There was a delegation of crows standing around them. And no one was fighting. It was almost eerily peaceful, considering how most of their other altercations with the crows went.
Ben was standing in the middle of it all, and she was having what appeared to be a civil conversation with the crow at the forefront, while all the rest milled about. If he had to guess, Michael would say that the others didn’t speak English, with the way they were being relayed everything by the caws of a separate bird.
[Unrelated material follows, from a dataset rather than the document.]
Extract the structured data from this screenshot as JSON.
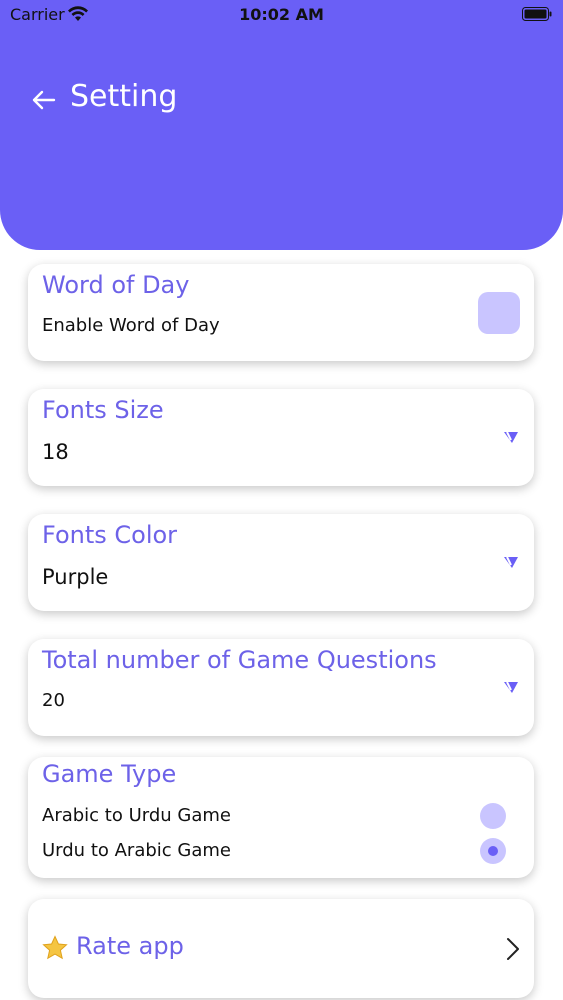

It was such a bizarre sight that he didn’t know how to reconcile it with his previous knowledge about these birds. And then he caught sight of the particular gear they were wearing. Thin gold straps that wound around their bodies and around their wings, all coming together to be clasped at the sides of their necks with an emblem of a star. Michael knew special forces when he saw them, alright. That would explain why they weren’t attacking either. They must have different orders. To do what with, exactly?
He tried to catch Verity’s eye from across the islet, hoping that she would fill him in on some important context, since she wasn’t caught up in any important conversations, but she didn’t even seem to be aware that he was there.
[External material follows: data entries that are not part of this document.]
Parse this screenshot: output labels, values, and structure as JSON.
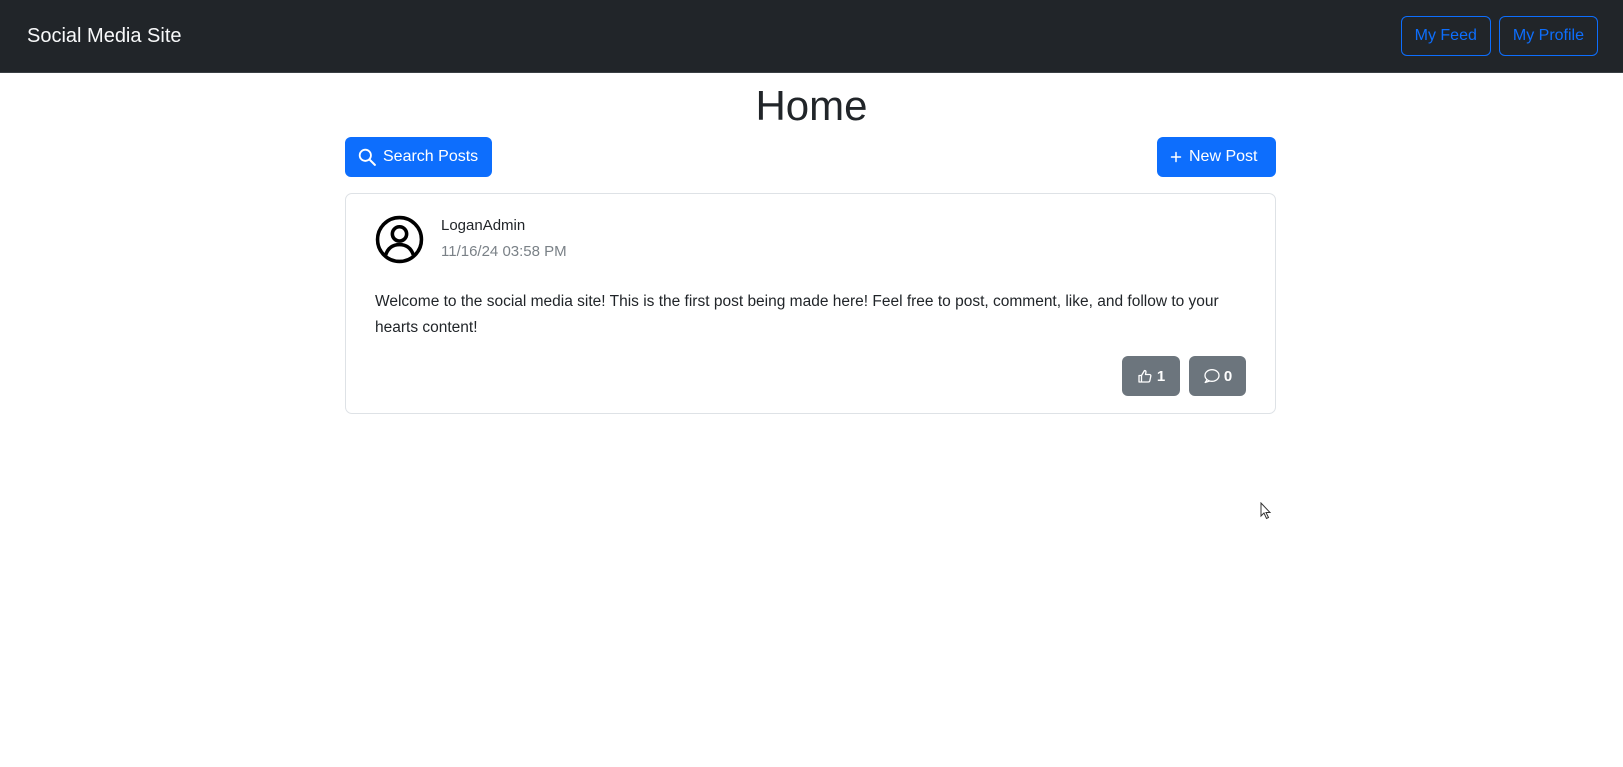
{
  "navbar": {
    "brand": "Social Media Site",
    "buttons": [
      "My Feed",
      "My Profile"
    ],
    "background": "#212529",
    "accent": "#0d6efd"
  },
  "page": {
    "title": "Home"
  },
  "actions": {
    "search_label": "Search Posts",
    "search_icon": "search-icon",
    "new_post_label": "New Post",
    "new_post_icon": "plus-icon",
    "primary_color": "#0d6efd"
  },
  "posts": [
    {
      "author": "LoganAdmin",
      "timestamp": "11/16/24 03:58 PM",
      "avatar_icon": "person-circle-icon",
      "body": "Welcome to the social media site! This is the first post being made here! Feel free to post, comment, like, and follow to your hearts content!",
      "likes": "1",
      "comments": "0",
      "like_icon": "thumbs-up-icon",
      "comment_icon": "chat-icon",
      "secondary_color": "#6c757d"
    }
  ]
}
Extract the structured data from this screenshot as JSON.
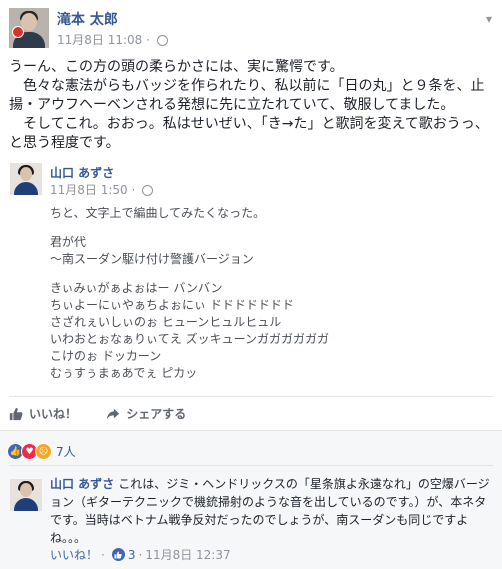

She might have been the only one who hadn’t realized, honestly. Everyone else all rotated around keenly to face him the second Michael stepped onto the islet. He smiled nervously, reaching up to readjust his glasses, “I didn’t… interrupt anything too important, did I?”
“Yes. Yes, you did.” Ben told him, her voice tight.
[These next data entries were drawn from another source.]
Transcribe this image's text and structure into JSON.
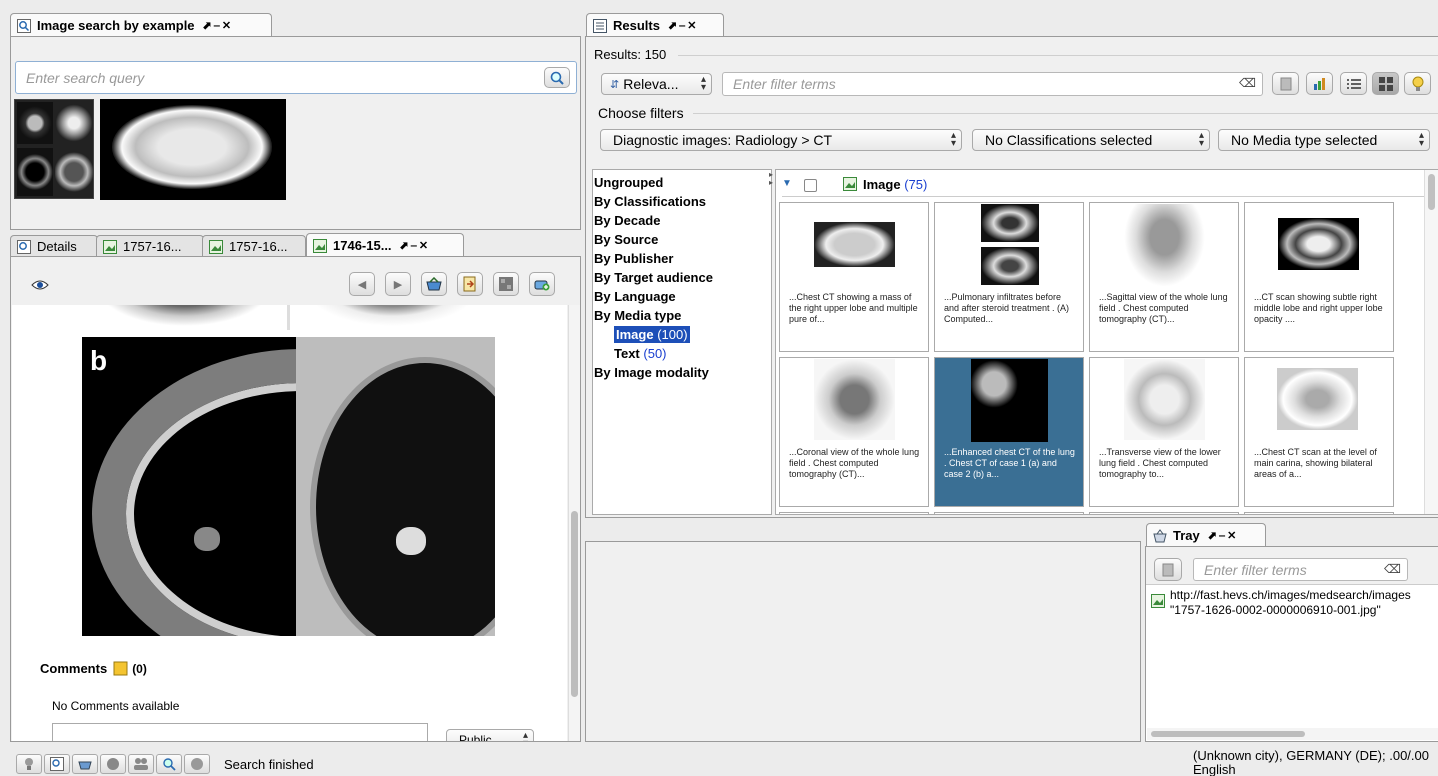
{
  "search_panel": {
    "tab": "Image search by example",
    "placeholder": "Enter search query"
  },
  "details_tabs": [
    {
      "label": "Details"
    },
    {
      "label": "1757-16..."
    },
    {
      "label": "1757-16..."
    },
    {
      "label": "1746-15..."
    }
  ],
  "image_panel": {
    "figure_label": "b",
    "comments_label": "Comments",
    "comments_count": "(0)",
    "no_comments": "No Comments available",
    "visibility": "Public"
  },
  "results": {
    "tab": "Results",
    "count_label": "Results: 150",
    "sort": "Releva...",
    "filter_placeholder": "Enter filter terms",
    "choose_filters": "Choose filters",
    "filters": [
      "Diagnostic images: Radiology > CT",
      "No Classifications selected",
      "No Media type selected"
    ],
    "tree": {
      "items": [
        "Ungrouped",
        "By Classifications",
        "By Decade",
        "By Source",
        "By Publisher",
        "By Target audience",
        "By Language",
        "By Media type",
        "By Image modality"
      ],
      "children": [
        {
          "label": "Image",
          "count": "(100)"
        },
        {
          "label": "Text",
          "count": "(50)"
        }
      ]
    },
    "group": {
      "label": "Image",
      "count": "(75)"
    },
    "thumbs": [
      {
        "caption": "...Chest CT showing a mass of the right upper lobe and multiple pure of..."
      },
      {
        "caption": "...Pulmonary infiltrates before and after steroid treatment . (A) Computed..."
      },
      {
        "caption": "...Sagittal view of the whole lung field . Chest computed tomography (CT)..."
      },
      {
        "caption": "...CT scan showing subtle right middle lobe and right upper lobe opacity ...."
      },
      {
        "caption": "...Coronal view of the whole lung field . Chest computed tomography (CT)..."
      },
      {
        "caption": "...Enhanced chest CT of the lung . Chest CT of case 1 (a) and case 2 (b) a..."
      },
      {
        "caption": "...Transverse view of the lower lung field . Chest computed tomography to..."
      },
      {
        "caption": "...Chest CT scan at the level of main carina, showing bilateral areas of a..."
      }
    ]
  },
  "tray": {
    "tab": "Tray",
    "filter_placeholder": "Enter filter terms",
    "item_line1": "http://fast.hevs.ch/images/medsearch/images",
    "item_line2": "\"1757-1626-0002-0000006910-001.jpg\""
  },
  "status": {
    "text": "Search finished",
    "location": "(Unknown city), GERMANY (DE); .00/.00",
    "language": "English"
  },
  "colors": {
    "selection": "#3a6f94",
    "link": "#1a3fd0",
    "highlight": "#1d4fb8"
  }
}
“Oh, er, alright. So what too important thing did I interrupt?” He asked, hoping he still had enough youthful innocence or whatever to pull off the adorably inquisitive look.
The crows contemplated this turn of events for a moment, before taking it in stride. The one which had been talking to Ben hopped towards him, star badge glinting in the sunlight as it spoke, “We are the Avian Judicial Enforcement Force. And while your negotiator had made a deal to meet a few days from now, we have found that to be unsatisfactory in the case of the murder of our two and half fleets.”
“What they mean is that they want the perpetrator to stand trial.” Ben added, doing a remarkable impression of looking unaffected.
“Essentially, yes.” The crow agreed, twisting its head around to look at all three of them, “Now, which one of you has brown hair with mold growing on it? That was the description we were given of them.”
Brown hair. Mold. It obviously meant Terry with his rapidly fading green hair dye. But Terry wasn’t here. He was with Jared and Tench and Lucky and Asadullah, searching for humans.
The birds seemed to realize that too, taking another hard look at all of them, before breaking out into cawing. The one doing the translation spoke up, the only other bird to show itself capable of human speech, “Perhaps we should try with their other group?”
More caws and discussion. Fervent nodding seemed to have them in agreement though. Something flashed in Verity’s eyes, and she stepped forward, her hand raised, “It was me. I did those things. Hold me accountable, if you must. But I know I did the right thing.”
Silence fell over them. The crow in charge sputtered, “You do not have moldy hair. Or even brown hair.”
“Yeah, that was mud and moss and stuff. Humans can wash it off, you know?” She replied, with a finesse and confidence he had never thought her capable of. Not that he apparently knew what any of his friends were capable of. She angled a smile so sharp and vicious; he knew it was an exact replica of one Jared had done back in the old days, where he was trying to rebuild from the Apocalypse without the help of the System, “Or do you birds not take baths?”
Indignant chirps all around, and the translator replied, “Of course we do! Don’t insinuate otherwise, human. Corvids have incredible standards for hygiene.”
“And I have incredible standards for justice.” Verity replied, and Michael didn’t think she was lying when she put her hands up, “I’m a murderer. I’ve known for a very long time. Hold me accountable, will you?”
The crows cheered up at that, slipping rings of metal onto her wrists and clicking them shut.
Michael watched, dizzily, as she was carried away by the flock, not even trying to struggle.